Might As Well Fight For The Army

Interviewer: It was 1950 and you hear that there's trouble brewing in Korea. Yeah, it was all, in all the papers and everything. Interviewer: And that the Canadian government wants to send soldiers. Yeah they, then, well in 1950 when I joined, of course the papers were full of the government looking for people that would join up, and I was working for Canadian National at the time in Hope, British Columbia, and of course they went on strike. So they put a bunch of us on a bus and we had to go to Vancouver, stand in a picket line.
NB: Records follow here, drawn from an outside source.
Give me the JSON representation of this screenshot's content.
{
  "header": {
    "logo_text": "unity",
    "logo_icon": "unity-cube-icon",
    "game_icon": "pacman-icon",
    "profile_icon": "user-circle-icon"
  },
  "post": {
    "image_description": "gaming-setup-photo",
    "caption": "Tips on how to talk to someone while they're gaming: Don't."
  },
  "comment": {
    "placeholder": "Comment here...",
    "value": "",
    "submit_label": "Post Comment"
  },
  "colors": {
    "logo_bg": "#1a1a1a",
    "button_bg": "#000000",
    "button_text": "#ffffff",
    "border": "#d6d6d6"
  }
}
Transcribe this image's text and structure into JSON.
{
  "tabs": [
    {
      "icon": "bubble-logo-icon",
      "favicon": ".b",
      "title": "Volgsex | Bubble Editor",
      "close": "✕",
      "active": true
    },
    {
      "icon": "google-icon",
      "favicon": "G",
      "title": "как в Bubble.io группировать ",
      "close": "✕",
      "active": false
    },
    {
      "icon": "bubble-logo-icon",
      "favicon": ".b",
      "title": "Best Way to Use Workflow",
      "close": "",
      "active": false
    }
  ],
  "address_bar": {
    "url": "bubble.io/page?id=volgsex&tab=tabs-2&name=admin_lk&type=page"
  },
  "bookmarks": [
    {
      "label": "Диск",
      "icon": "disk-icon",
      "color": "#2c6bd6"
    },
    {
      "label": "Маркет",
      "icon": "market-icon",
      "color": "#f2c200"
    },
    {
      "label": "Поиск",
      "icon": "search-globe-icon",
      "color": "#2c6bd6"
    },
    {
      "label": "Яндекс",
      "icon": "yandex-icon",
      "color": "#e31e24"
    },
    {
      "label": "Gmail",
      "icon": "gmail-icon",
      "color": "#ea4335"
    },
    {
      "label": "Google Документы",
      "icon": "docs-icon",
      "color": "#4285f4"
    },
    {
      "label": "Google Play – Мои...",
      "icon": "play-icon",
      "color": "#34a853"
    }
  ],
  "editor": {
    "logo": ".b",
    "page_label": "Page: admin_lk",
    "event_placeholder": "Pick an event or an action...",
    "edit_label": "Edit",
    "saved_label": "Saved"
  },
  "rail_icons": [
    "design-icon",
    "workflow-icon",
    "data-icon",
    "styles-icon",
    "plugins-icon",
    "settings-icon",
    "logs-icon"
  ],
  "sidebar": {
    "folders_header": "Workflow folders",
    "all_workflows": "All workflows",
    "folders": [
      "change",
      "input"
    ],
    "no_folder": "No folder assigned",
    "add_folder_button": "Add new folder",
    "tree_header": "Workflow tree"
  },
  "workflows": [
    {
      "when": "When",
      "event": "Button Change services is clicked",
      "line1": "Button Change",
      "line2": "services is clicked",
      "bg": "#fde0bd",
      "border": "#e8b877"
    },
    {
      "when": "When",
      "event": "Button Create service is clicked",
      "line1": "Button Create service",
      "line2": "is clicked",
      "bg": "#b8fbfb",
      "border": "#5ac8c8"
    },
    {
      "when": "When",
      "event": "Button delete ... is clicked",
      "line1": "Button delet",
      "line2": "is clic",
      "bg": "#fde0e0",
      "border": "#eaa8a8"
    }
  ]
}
Well sometime during the night a fight broke out, and a good friend of mine he says, "Well, if I gotta fight I might as well join the army" so I said "I'll go with you." So we went to Jericho Beach. That was the end of railroading until I came back. Interviewer: So that was how you chose to join. Yep. Then I wondered after, well maybe I would have been better off on the picket line but, no it was okay, it was alright, they treated us pretty good. Interviewer: Did you know at that point what you were getting yourself into? Oh good grief no, never, oh no. Probably if we would have known back then, I'm sure we would have stayed away from Jericho Beach, but that's just the way it is, you know. And I'm certain that there was no patriotism there because we didn't, I didn't even know what the word meant, never mind being patriotic, you just went for something to do. Maybe glory, who knows.